Tydzień temu Robert Karaś drugi raz w przeciągu raz wpadł na zażywaniu środków dopingujących. Było to kilka tygodni po pięciokrotnym Ironmanie, który pod koniec lutego odbył się w Clermont na Florydzie. Wtedy Karaś uzyskał czas 60 godzin, 21 minut i 24 sekund. Tym wynikiem Karaś pobił rekord świata, którego autorem był inny Polak - Adrian Kostera.
"Otrzymałem informacje z USADA, że w moim organizmie nadal znajdują się pozostałości substancji, które wykryto u mnie po zawodach w Brazylii. Nie miałem możliwości przeprowadzenia badań antydopingowych przed ostatnim startem w USA. To niedozwolone" - przekazał Karaś, u którego wykryto drostanolon i klomifen, a nie meldonium oraz drostanolon, jak to było przed rokiem. W jego tłumaczenia od razu zwątpił szef Polskiej Agencji Antydopingowej - Michał Rynkowski.

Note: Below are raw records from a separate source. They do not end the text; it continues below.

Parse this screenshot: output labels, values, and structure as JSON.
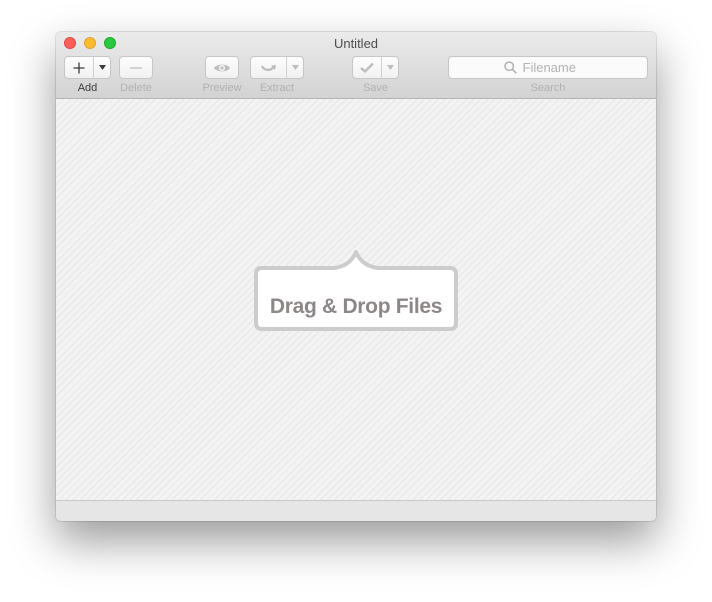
{
  "window": {
    "title": "Untitled",
    "traffic_lights": {
      "close_color": "#fc5f57",
      "minimize_color": "#fdbc2e",
      "maximize_color": "#28c940"
    }
  },
  "toolbar": {
    "add": {
      "label": "Add",
      "icon": "plus-icon",
      "menu_icon": "dropdown-arrow-icon"
    },
    "delete": {
      "label": "Delete",
      "icon": "minus-icon"
    },
    "preview": {
      "label": "Preview",
      "icon": "eye-icon"
    },
    "extract": {
      "label": "Extract",
      "icon": "extract-arrow-icon",
      "menu_icon": "dropdown-arrow-icon"
    },
    "save": {
      "label": "Save",
      "icon": "checkmark-icon",
      "menu_icon": "dropdown-arrow-icon"
    },
    "search": {
      "label": "Search",
      "placeholder": "Filename",
      "value": "",
      "icon": "search-icon"
    }
  },
  "main": {
    "drop_zone_text": "Drag & Drop Files"
  },
  "colors": {
    "drop_text": "#8d8787",
    "disabled_icon": "#b9b9b9",
    "active_icon": "#3a3a3a"
  }
}
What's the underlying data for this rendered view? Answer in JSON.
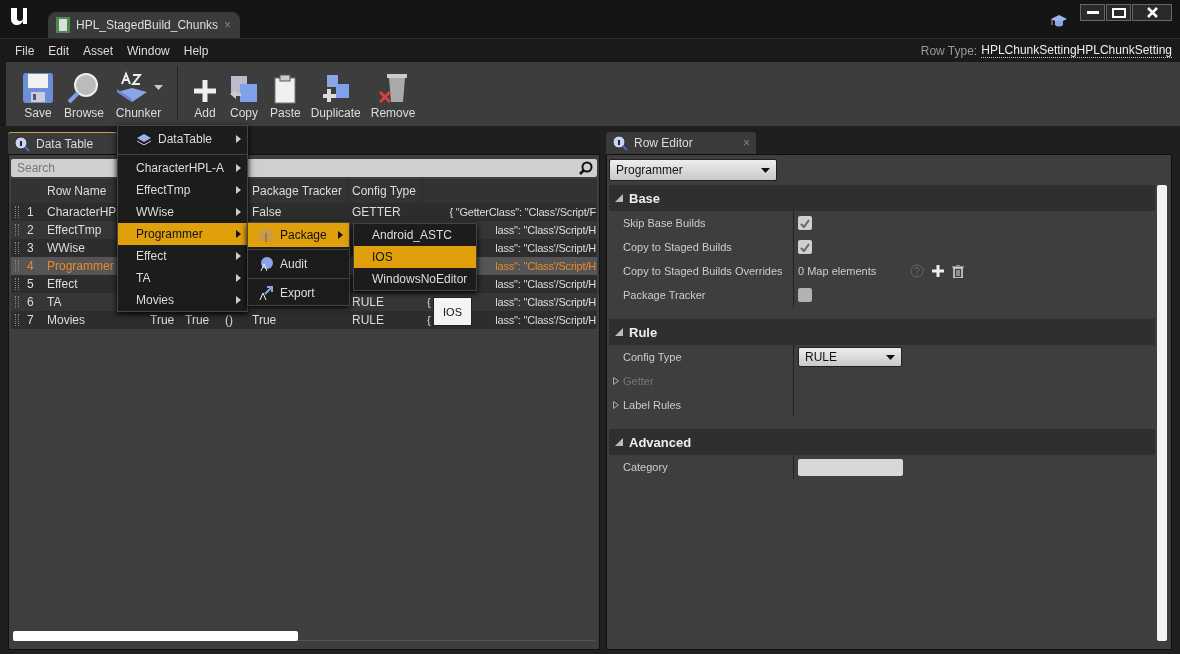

Krytycznie o Karasiu wypowiedziało się wielu polskich sportowców, którzy nie zostali na nim suchej nitki. "Cyniczny oszust pozostaje cynicznym oszustem. Obrzydliwa kreatura niszcząca wizerunek przepięknego sportu" - grzmiał Marek Plawgo - płotkarz i sprinter, medalista mistrzostw świata i Europy.
Karaś jednak pozostaje nieugięty i twierdzi niezmiennie, że wszelkie niedozwolone specyfiki mogły się długo utrzymać w jego organizmie, a on sam nie zażył ich w celu uzyskania lepszych wyników w zawodach, w których startował.
W czwartek przedstawił oficjalną ekspertyzę dr hab. Ewy Kłodzińskiej, prof. Wyższej Szkoły Inżynierii i Zdrowia w Warszawie, która jest również Biegłą Sądową z Zakresu Badań Chemicznych przy SO w Warszawie.
"Najważniejsze wnioski brzmią następująco:
Przedstawiona opinia odwołuje się do faktów naukowych i została poświadczona ponad 20-letnim autorytetem naukowym niezależnej ekspertki" - podkreślił Karaś, powołując się na wspomnianą ekspertyzę.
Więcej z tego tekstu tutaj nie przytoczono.